Lackey was surprised by the ejection.
"I'm not really sure," Lackey said. "I threw a ball that was up. I said 'That's up, the other one's not down.' He started yelling back toward me. I got back up on the mound and said 'Whatever.' There's no way he could have heard what I said. I didn't say any cuss words toward him.
"He saw my mouth moving and threw me out. It was unexpected, for sure. I've been thrown out a few times throwing balls at people, but never for something like this."
Cardinals manager Mike Matheny went out to diffuse the situation, but was too late.
"He's a guy that lets his emotions fly out there," Matheny said of Lackey. "He was frustrated on a couple pitches, one borderline high, one borderline low, that got him a little fired up. It wasn't the first exchange. The umpire took exception to it.
"The umpire told him no more, and he gave him more. We've seen that basically every start. Part of it is his intensity. We don't want to take the emotions out of it.

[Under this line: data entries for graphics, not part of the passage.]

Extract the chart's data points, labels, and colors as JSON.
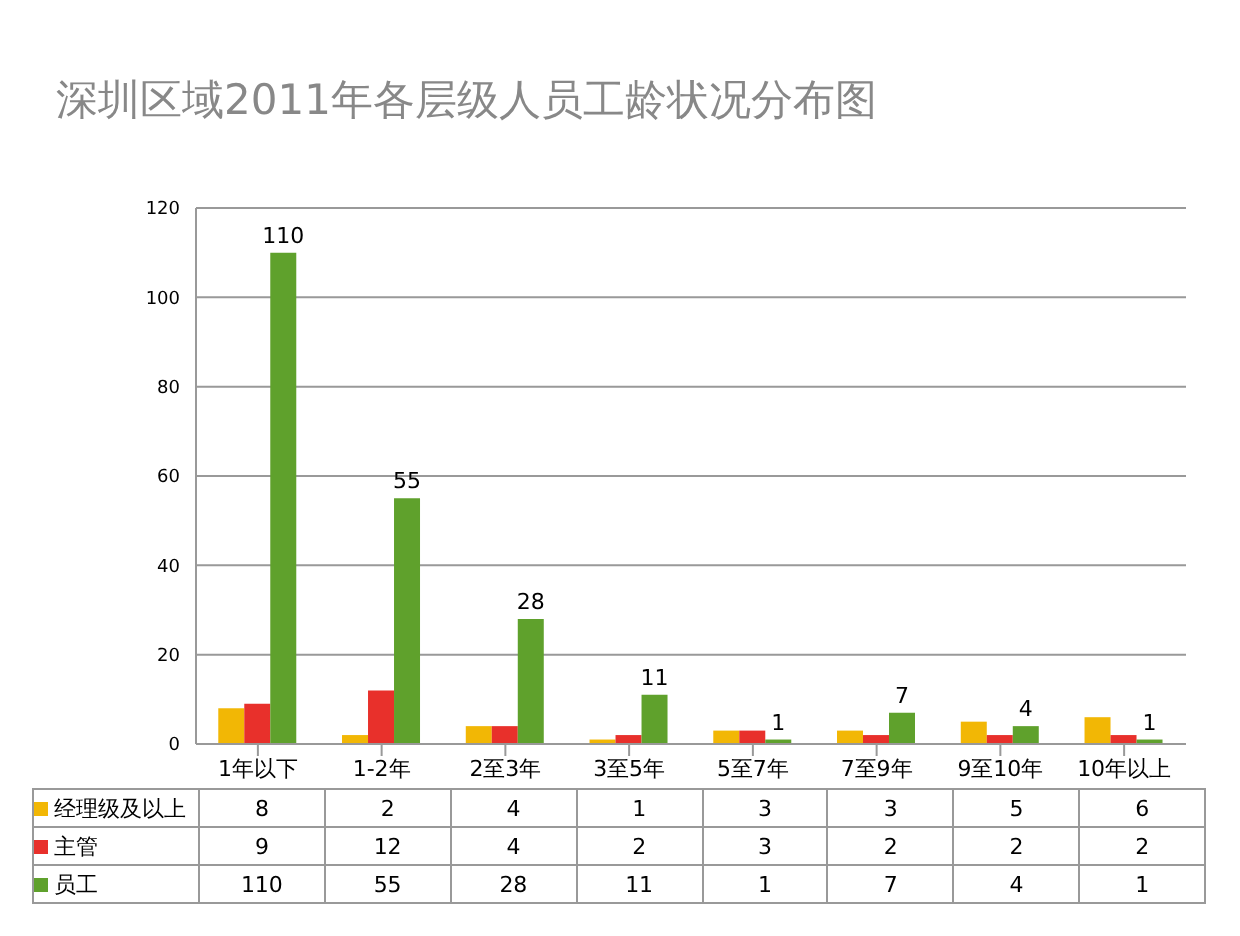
{
  "chart_data": {
    "type": "bar",
    "title": "深圳区域2011年各层级人员工龄状况分布图",
    "categories": [
      "1年以下",
      "1-2年",
      "2至3年",
      "3至5年",
      "5至7年",
      "7至9年",
      "9至10年",
      "10年以上"
    ],
    "series": [
      {
        "name": "经理级及以上",
        "color": "#f2b705",
        "values": [
          8,
          2,
          4,
          1,
          3,
          3,
          5,
          6
        ]
      },
      {
        "name": "主管",
        "color": "#e8302b",
        "values": [
          9,
          12,
          4,
          2,
          3,
          2,
          2,
          2
        ]
      },
      {
        "name": "员工",
        "color": "#5fa12c",
        "values": [
          110,
          55,
          28,
          11,
          1,
          7,
          4,
          1
        ],
        "value_labels": [
          "110",
          "55",
          "28",
          "11",
          "1",
          "7",
          "4",
          "1"
        ]
      }
    ],
    "ylim": [
      0,
      120
    ],
    "yticks": [
      0,
      20,
      40,
      60,
      80,
      100,
      120
    ],
    "grid": "y",
    "legend": "bottom left",
    "data_labels": true
  }
}
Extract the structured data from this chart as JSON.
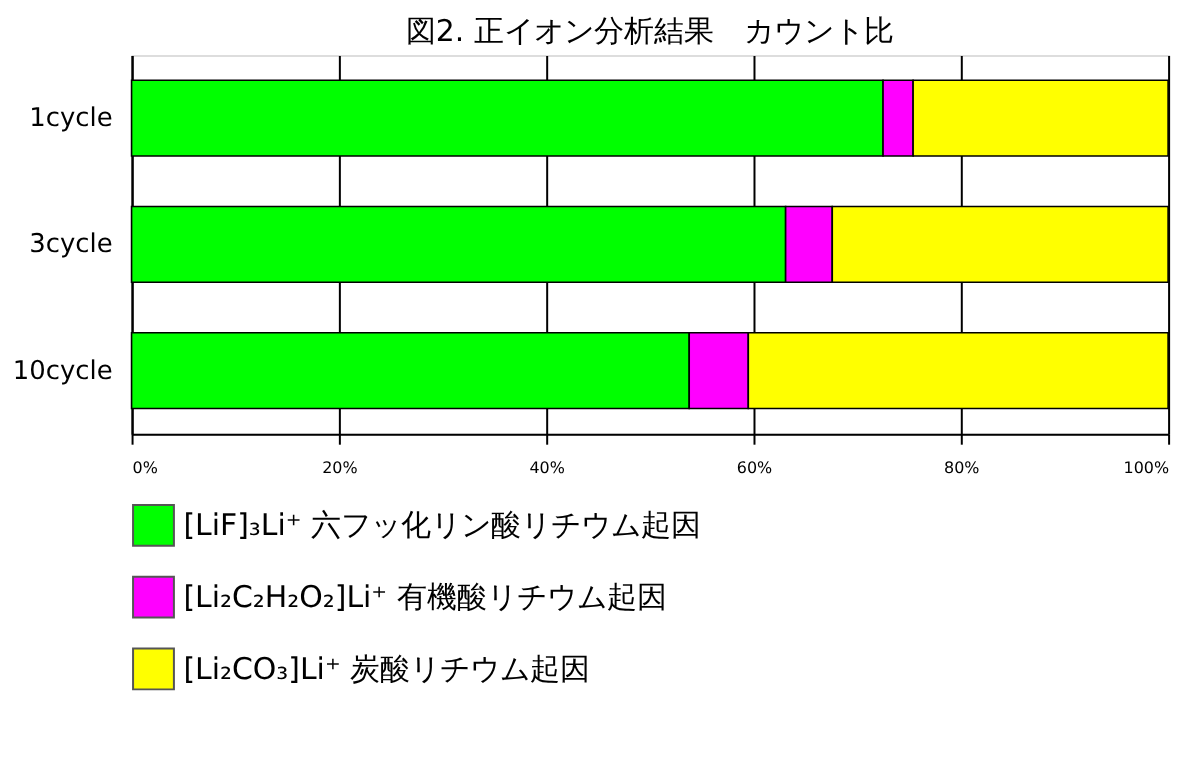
{
  "chart_data": {
    "type": "bar",
    "orientation": "horizontal",
    "stacked": true,
    "title": "図2.  正イオン分析結果　カウント比",
    "categories": [
      "1cycle",
      "3cycle",
      "10cycle"
    ],
    "series": [
      {
        "name": "[LiF]₃Li⁺ 六フッ化リン酸リチウム起因",
        "color": "#00ff00",
        "values": [
          72.5,
          63.1,
          53.8
        ]
      },
      {
        "name": "[Li₂C₂H₂O₂]Li⁺ 有機酸リチウム起因",
        "color": "#ff00ff",
        "values": [
          2.9,
          4.5,
          5.7
        ]
      },
      {
        "name": "[Li₂CO₃]Li⁺ 炭酸リチウム起因",
        "color": "#ffff00",
        "values": [
          24.6,
          32.4,
          40.5
        ]
      }
    ],
    "xlim": [
      0,
      100
    ],
    "xticks": [
      {
        "value": 0,
        "label": "0%"
      },
      {
        "value": 20,
        "label": "20%"
      },
      {
        "value": 40,
        "label": "40%"
      },
      {
        "value": 60,
        "label": "60%"
      },
      {
        "value": 80,
        "label": "80%"
      },
      {
        "value": 100,
        "label": "100%"
      }
    ],
    "grid": "x",
    "legend": "bottom"
  }
}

We want them having that edge. Some umpires take it better than others."
Alfredo Simon shook off a rough start but lasted seven innings and drove in the go-ahead run with the second of his two doubles.
Tyler Lyons (0-4) took the loss after Lackey was kicked out.

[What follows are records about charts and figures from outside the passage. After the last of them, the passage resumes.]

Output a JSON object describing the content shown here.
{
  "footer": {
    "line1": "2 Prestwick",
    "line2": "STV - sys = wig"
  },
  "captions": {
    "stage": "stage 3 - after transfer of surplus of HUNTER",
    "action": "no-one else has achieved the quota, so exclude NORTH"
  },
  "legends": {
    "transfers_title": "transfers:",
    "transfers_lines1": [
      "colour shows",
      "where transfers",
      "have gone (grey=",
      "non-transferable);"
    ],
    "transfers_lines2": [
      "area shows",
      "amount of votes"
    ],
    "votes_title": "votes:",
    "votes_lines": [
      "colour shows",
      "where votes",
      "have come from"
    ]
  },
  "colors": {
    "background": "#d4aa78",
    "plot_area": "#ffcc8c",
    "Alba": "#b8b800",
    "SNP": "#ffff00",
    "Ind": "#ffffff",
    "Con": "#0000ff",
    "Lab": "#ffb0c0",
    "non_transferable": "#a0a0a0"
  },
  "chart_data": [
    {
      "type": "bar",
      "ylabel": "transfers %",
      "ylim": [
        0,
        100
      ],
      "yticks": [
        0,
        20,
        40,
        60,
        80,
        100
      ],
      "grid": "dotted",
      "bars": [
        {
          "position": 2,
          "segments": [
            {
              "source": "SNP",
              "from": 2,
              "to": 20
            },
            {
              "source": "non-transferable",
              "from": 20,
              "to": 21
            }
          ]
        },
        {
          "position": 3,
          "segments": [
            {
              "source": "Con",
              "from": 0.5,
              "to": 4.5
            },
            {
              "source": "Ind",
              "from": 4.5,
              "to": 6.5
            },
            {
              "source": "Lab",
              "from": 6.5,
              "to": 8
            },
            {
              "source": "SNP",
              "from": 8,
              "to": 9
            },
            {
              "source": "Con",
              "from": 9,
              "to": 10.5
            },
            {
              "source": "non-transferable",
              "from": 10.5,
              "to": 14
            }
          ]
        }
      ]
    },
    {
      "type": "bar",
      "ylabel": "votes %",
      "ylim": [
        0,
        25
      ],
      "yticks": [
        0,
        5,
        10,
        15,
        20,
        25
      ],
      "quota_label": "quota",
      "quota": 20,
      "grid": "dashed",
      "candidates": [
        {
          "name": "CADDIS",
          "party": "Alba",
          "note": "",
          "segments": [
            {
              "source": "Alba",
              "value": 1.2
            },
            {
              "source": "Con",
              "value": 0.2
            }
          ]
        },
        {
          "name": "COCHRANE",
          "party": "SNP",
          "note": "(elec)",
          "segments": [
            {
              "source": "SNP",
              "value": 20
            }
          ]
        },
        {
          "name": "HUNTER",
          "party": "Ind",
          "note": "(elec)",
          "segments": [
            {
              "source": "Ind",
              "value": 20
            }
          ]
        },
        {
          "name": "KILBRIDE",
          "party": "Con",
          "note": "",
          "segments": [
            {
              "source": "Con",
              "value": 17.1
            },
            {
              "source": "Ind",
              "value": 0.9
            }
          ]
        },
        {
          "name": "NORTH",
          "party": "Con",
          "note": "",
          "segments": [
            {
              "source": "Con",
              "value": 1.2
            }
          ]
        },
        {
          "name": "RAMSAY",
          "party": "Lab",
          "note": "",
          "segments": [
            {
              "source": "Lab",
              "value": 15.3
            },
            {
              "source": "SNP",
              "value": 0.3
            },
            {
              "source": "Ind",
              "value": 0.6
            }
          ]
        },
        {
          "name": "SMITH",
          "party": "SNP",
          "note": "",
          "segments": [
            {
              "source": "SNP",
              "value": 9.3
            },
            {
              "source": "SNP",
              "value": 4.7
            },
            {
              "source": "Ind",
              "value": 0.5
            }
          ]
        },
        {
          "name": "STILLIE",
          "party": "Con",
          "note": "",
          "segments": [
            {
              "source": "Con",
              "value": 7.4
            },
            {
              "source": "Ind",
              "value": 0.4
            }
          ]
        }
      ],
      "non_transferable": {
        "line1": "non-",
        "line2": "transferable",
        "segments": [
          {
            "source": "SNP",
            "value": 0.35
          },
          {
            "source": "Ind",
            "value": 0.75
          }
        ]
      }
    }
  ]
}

The Reds have won back-to-back games for the first time since Aug. 27-28 against the Chicago Cubs. The Central Division-leading Cardinals hadn't sustained consecutive defeats since a four-game losing streak from Aug. 26-30.
With the game tied 2-2, Jay Bruce led off the Reds' fourth inning with a bloop single. Simon, who entered with one career double, went the opposite way into the right-field corner to drive in Bruce with the go-ahead run.

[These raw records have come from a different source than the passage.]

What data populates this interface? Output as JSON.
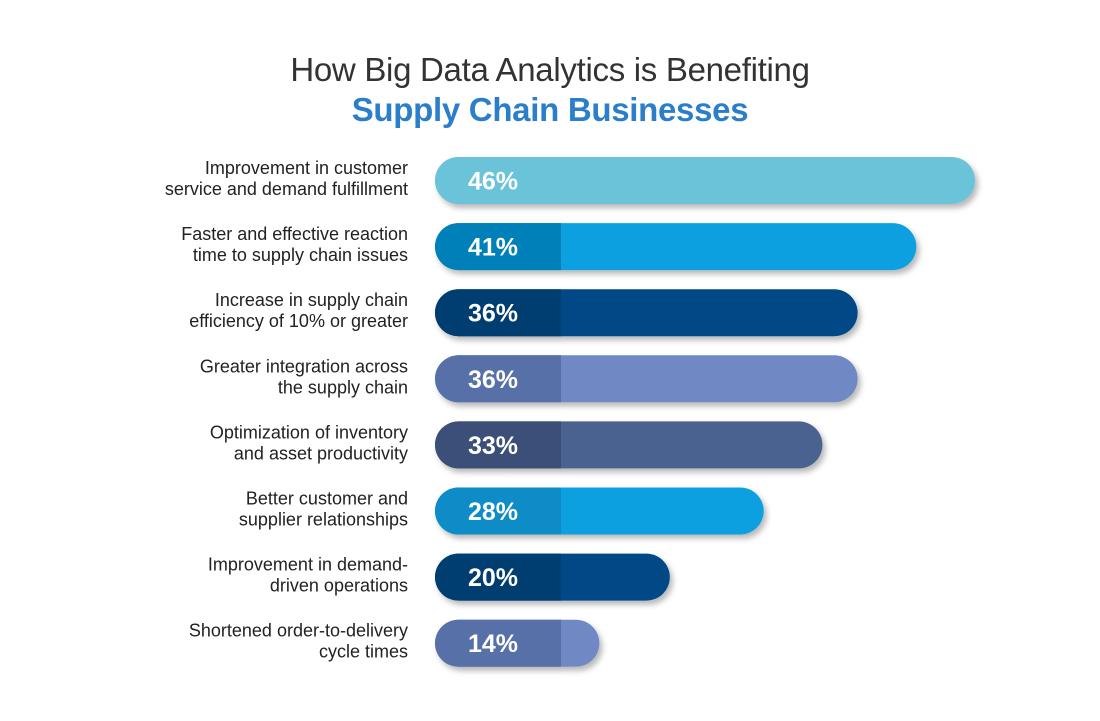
{
  "colors": {
    "title_primary": "#333333",
    "title_accent": "#2b7ec9",
    "label_text": "#222222",
    "value_text": "#ffffff"
  },
  "chart_data": {
    "type": "bar",
    "orientation": "horizontal",
    "title_line1": "How Big Data Analytics is Benefiting",
    "title_line2": "Supply Chain Businesses",
    "value_format": "percent",
    "categories": [
      [
        "Improvement in customer",
        "service and demand fulfillment"
      ],
      [
        "Faster and effective reaction",
        "time to supply chain issues"
      ],
      [
        "Increase in supply chain",
        "efficiency of 10% or greater"
      ],
      [
        "Greater integration across",
        "the supply chain"
      ],
      [
        "Optimization of inventory",
        "and asset productivity"
      ],
      [
        "Better customer and",
        "supplier relationships"
      ],
      [
        "Improvement in demand-",
        "driven operations"
      ],
      [
        "Shortened order-to-delivery",
        "cycle times"
      ]
    ],
    "values": [
      46,
      41,
      36,
      36,
      33,
      28,
      20,
      14
    ],
    "value_labels": [
      "46%",
      "41%",
      "36%",
      "36%",
      "33%",
      "28%",
      "20%",
      "14%"
    ],
    "bar_colors": [
      "#6bc3d8",
      "#0aa0e0",
      "#034a86",
      "#7089c4",
      "#4a6290",
      "#10a0e0",
      "#034a86",
      "#7089c4"
    ],
    "label_block_colors": [
      "#6bc3d8",
      "#0080b8",
      "#023d70",
      "#5870a8",
      "#3b5078",
      "#0a8cc8",
      "#023d70",
      "#5870a8"
    ]
  }
}
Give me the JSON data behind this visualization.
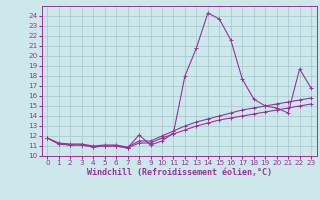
{
  "xlabel": "Windchill (Refroidissement éolien,°C)",
  "background_color": "#cce8eb",
  "grid_color": "#aacdd2",
  "line_color": "#993399",
  "hours": [
    0,
    1,
    2,
    3,
    4,
    5,
    6,
    7,
    8,
    9,
    10,
    11,
    12,
    13,
    14,
    15,
    16,
    17,
    18,
    19,
    20,
    21,
    22,
    23
  ],
  "temp_values": [
    11.8,
    11.2,
    11.1,
    11.1,
    10.9,
    11.0,
    11.0,
    10.8,
    12.1,
    11.1,
    11.5,
    12.3,
    18.0,
    20.8,
    24.3,
    23.7,
    21.6,
    17.7,
    15.7,
    15.0,
    14.8,
    14.3,
    18.7,
    16.8
  ],
  "wind_line1": [
    11.8,
    11.3,
    11.2,
    11.2,
    11.0,
    11.1,
    11.1,
    10.9,
    11.5,
    11.5,
    12.0,
    12.5,
    13.0,
    13.4,
    13.7,
    14.0,
    14.3,
    14.6,
    14.8,
    15.0,
    15.2,
    15.4,
    15.6,
    15.8
  ],
  "wind_line2": [
    11.8,
    11.2,
    11.1,
    11.1,
    10.9,
    11.0,
    11.0,
    10.8,
    11.3,
    11.3,
    11.8,
    12.2,
    12.6,
    13.0,
    13.3,
    13.6,
    13.8,
    14.0,
    14.2,
    14.4,
    14.6,
    14.8,
    15.0,
    15.2
  ],
  "ylim": [
    10,
    25
  ],
  "xlim": [
    -0.5,
    23.5
  ],
  "yticks": [
    10,
    11,
    12,
    13,
    14,
    15,
    16,
    17,
    18,
    19,
    20,
    21,
    22,
    23,
    24
  ],
  "xticks": [
    0,
    1,
    2,
    3,
    4,
    5,
    6,
    7,
    8,
    9,
    10,
    11,
    12,
    13,
    14,
    15,
    16,
    17,
    18,
    19,
    20,
    21,
    22,
    23
  ],
  "tick_fontsize": 5.2,
  "label_fontsize": 6.0,
  "fig_width": 3.2,
  "fig_height": 2.0,
  "dpi": 100
}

Brandon Phillips added a bases-loaded, run-scoring single in the fifth to make it 4-2.
Simon (14-10) allowed five hits and two runs with three walks and five strikeouts for his second win in eight decisions over 11 starts since the All-Star break.
Sam LeCure and Ryan Dennick pitched the eighth, and Aroldis Chapman worked a perfect ninth for his 32nd save.
Simon retired the first two batters of the game before the Cardinals scored two runs. Matt Holliday walked and scored from first on Matt Adams' double. Oscar Taveras followed with a run-scoring single.
Cardinals: Matheny got no argument from SS Jhonny Peralta when the veteran was given Wednesday off. Peralta missed just three of St. Louis' first 145 games. "He wants to finish strong," Matheny said. "He's answered the bell."
Reds: RHP Pedro Villareal's status remained day-to-day after he was hit in the right forearm by Holliday's sharp one-hopper in the ninth inning of Monday's 5-0 loss.
Cardinals: Lance Lynn tries to improve to 4-0 in four 2014 starts against Cincinnati in today's series finale.
Reds: Johnny Cueto will look to avoid dropping to 0-3 in three starts this season against St. Louis.
The ejection was the fourth of Lackey's career and first since 2009 when he was with the Angels and ejected two pitches into a game with Texas for throwing at Ian Kinsler.
The Cincinnati Reds acquired from Milwaukee minor-league RHP Kevin Shackelford and RHP Barrett Astin on Wednesday as the two players to be named in the Aug. 31 trade that sent RHP Jonathan Broxton to the Brewers.
Bryan Pena was thrown out at home by Matt Holliday in the fifth inning. It was the 27th Reds runner thrown out at home this season without a force, pickoff, or caught stealing according to baseball-reference.com. The Dodgers are second with 25 runners thrown out at home.
Simon hit two doubles in the game. He is the first Reds pitcher to do that since Pete Schourek in September 1995 against Montreal.
Jon Jay took over the National League lead in getting hit by a pitch with 18, one more than Holliday.